I look at it as a cognitive thing too.

Since it was first pointed out to me as a "blue/not blue" thing, I decided the way to deal with it was to look for "colors" and to learn to attach names to colors because that what makes them something other than "not blue". And during all this, I learned that there are some groups that can actually detect colors that the average person can't, apparently because they have NAMES for them. So I guess my T is right, "words matter".

Anyway, now and then it helps to have someone who knows what's going on point out the fact that I missed something (again). I'm sure that could be done in ways that are annoying, but, in general, I'll accept the help. The other thing I've done, is turned it into a game or contest with myself to come up with "How many other ways I can find to look at this?" And I make a point of doing that a LOT with a lot of small as well as big, things. Because I kind of think of it as a habit and to overcome a habit you don't want, you need to create a different habit that you DO want. I seriously come up with ideas to "practice" on while I'm doing things like driving down the road. "That idiot just cut me off!" "Yes, and what other possibilities are there beside the person being an idiot?" "What other reactions could you have besides wanting to choke them?" I don't feel compelled to be reasonable.
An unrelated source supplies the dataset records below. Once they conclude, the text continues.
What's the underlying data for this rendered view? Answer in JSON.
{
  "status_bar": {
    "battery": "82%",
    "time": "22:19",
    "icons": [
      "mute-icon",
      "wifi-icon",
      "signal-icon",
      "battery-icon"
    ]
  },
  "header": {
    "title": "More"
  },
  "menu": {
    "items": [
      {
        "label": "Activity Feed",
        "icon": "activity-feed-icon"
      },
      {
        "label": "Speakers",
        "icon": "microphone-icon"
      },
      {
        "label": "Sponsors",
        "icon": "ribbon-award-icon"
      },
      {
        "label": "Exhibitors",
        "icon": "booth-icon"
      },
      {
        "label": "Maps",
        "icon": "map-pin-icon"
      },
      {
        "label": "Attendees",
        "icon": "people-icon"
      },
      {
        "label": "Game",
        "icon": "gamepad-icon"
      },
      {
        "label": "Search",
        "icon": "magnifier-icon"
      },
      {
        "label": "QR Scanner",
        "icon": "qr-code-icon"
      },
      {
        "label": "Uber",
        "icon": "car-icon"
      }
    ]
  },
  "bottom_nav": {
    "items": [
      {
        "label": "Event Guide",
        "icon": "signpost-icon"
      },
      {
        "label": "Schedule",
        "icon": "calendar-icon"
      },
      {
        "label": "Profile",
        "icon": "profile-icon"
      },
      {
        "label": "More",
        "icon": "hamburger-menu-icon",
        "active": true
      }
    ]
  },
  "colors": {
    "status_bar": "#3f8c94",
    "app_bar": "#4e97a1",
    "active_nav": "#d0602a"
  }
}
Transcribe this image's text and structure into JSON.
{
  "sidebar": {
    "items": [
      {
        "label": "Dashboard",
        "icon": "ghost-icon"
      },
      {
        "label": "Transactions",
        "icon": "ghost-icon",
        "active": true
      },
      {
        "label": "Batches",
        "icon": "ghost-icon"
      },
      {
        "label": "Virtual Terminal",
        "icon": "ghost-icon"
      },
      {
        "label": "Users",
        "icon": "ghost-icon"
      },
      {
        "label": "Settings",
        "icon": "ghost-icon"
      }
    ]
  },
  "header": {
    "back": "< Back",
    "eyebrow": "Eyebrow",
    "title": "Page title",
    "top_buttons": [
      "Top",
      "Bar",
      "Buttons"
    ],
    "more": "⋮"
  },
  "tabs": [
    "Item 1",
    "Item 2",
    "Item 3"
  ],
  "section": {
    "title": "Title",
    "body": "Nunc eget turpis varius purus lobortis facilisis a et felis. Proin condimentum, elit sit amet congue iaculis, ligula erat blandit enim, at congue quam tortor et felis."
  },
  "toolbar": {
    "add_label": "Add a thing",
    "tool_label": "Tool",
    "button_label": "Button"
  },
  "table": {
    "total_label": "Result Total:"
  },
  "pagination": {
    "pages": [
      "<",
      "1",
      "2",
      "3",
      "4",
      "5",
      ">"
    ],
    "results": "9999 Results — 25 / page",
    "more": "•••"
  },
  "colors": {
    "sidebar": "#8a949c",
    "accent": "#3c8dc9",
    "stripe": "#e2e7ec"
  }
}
They might, after all, have cut me off because they were too busy looking at a vision of the after life to notice I was there. :D

And, I can definitely see where it's possible to have a problem going to the other extreme. In that case, you have a different challenge and need a different solution. Could be a kind of similar solution though. "Fine, there are a billion possibilities. What's actually relevant?" It all comes down to a way of thinking and we can learn to adjust that. Not over night, not without effort, but I think it's possible. The first step is noticing what's going on in your head and learning to accurately compare that to what's going on in the rest of the world.
 
I use to/still do tend to use a lot of black and white thinking but one day I in therapy realized that my black and white thinking especially when it came to myself was only destroying me and making everything worse. I still have a tough time with the gray. It's not easy but is a slow work in progress. I tend to say that I'm learning to embrace the gray. I have gotten a lot better with embracing the gray when it comes to my view of myself and my family but black and white thinking kept me alive and safe so it's gonna take a lot of work but I think I will always have some black and white thinking.